GenLayer’s mission naturally raises a question: is it possible to game the system? For example, what if all of the validators select the same AI (say, ChatGPT) to solve a given proposal? Wouldn’t that mean that ChatGPT will have essentially issued the ruling?

Every time you query an LLM, you generate a new seed, Castellana said, so you obtain a different answer. On top of that, validators have the freedom of choosing which LLM to use based on the topic at hand.
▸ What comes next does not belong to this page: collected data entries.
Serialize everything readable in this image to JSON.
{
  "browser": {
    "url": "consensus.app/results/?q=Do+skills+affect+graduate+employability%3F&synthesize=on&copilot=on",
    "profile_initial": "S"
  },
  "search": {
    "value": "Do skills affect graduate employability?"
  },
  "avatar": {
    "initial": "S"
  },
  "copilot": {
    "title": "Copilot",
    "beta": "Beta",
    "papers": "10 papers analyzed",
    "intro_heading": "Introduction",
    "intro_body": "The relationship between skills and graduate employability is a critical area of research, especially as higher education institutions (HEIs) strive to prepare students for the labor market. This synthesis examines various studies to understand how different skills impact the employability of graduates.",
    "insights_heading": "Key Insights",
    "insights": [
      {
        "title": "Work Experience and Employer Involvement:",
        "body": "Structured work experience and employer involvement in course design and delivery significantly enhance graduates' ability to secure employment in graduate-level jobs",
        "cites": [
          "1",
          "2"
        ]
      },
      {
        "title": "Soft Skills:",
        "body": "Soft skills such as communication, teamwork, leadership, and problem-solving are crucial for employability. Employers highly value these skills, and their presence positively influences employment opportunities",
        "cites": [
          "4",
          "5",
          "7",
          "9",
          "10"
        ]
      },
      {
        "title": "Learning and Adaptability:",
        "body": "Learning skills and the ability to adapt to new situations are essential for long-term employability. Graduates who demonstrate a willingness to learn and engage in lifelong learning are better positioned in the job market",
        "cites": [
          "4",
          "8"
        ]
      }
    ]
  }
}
If it’s a relatively easy question, perhaps there’s no need to use an expensive LLM; on the other hand, if the question is particularly complex, the validator may opt for a higher-quality AI model.

Validators may even end up in a situation where they feel like they’ve seen a certain type of question so many times that they can pre-train a small model for a specific purpose. “We think that, over time, there’s just going to be endless new models,” Castellana said.

There’s a strong incentive for validators to be on the winning side of the decision-making process, because they’re financially rewarded for it — while the losing side ends up incurring costs associated with using computation, without collecting any rewards.

In other words, the question is not whether one’s validator is providing a correct answer, but whether it manages to side with the majority.

Since validators have no idea what other validators are voting, the goal is for them to use the necessary resources to provide accurate information with the expectation that other validators will converge on that information as well — because arriving at the same incorrect answer would probably require rigorous coordination.

And if that gambit doesn’t work out, the appeal system is ready to kick in.

“If I know that I’m reusing a good LLM, and I think that other people are using a bad LLMs and that’s why I lost, then I have quite a big incentive to appeal, because I know that with more people, there’s going to be an incentive for them to be using better LLMs as well” since other validators will want to earn the rewards from a successful appeal, Castellana said.

The system makes it hard for validators to collude, because they only have 100 seconds to reach a decision, and they don’t know whether they will be picked to settle specific questions. An entity would need to control between 33% and 50% of the network to be able to attack it, Castellana said.

Like Ethereum, GenLayer will be using a native token for its financial incentives. With a testnet already launched, the project should go live by the end of the year, according to Castellana. “There’s going to be a very big incentive for people to come and build things on top,” he said.